Inocencio and Araceli guessed that 30 percent of undocumented immigrants left the Phoenix metro area. Sales at the dollar store dropped by 50 percent.

When I first met them, in late 2009, Inocencio and Araceli were considering closing down the store altogether. They decided that before they gave up they’d change the name of their store, which they’d previously called a gift shop, to a “dollar and more” store. The name change worked. More immigrants started wandering in the store, looking for deals.

Even so, a lot of the inventory they’d already purchased was not moving. Inocencio and Araceli climbed on ladders and rearranged the hard-to-sell merchandise – the ceramic salt-and-pepper-shakers and small appliances and such – stacking it on the highest shelves. Customers had no money for such luxuries, and some said there was no point buying nice stuff, since they could be picked up the Sheriff Joe any day.

Inocencio’s American suppliers felt the pinch, too. Few immigrants wanted to buy American party goods, for instance.

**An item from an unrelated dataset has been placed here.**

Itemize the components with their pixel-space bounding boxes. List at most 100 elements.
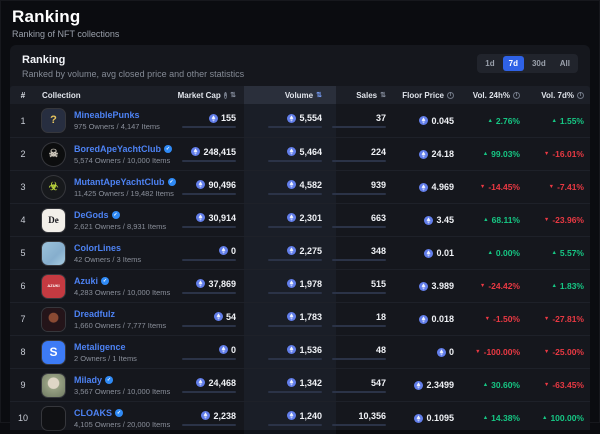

No one bought the paper birthday plates with matching tablecloths and napkins. No one bought gift cards or ribbons or wrapping paper. Inocencio and Araceli moved those goods into the back stockroom, leaving just a few out for view. They replaced several shelves that had contained party goods, linens, and tchotskies with food, like cans of hominy, dry pastas, pancake mixes and other groceries they bought at Sam’s Club and Costco. After all, people still had to eat.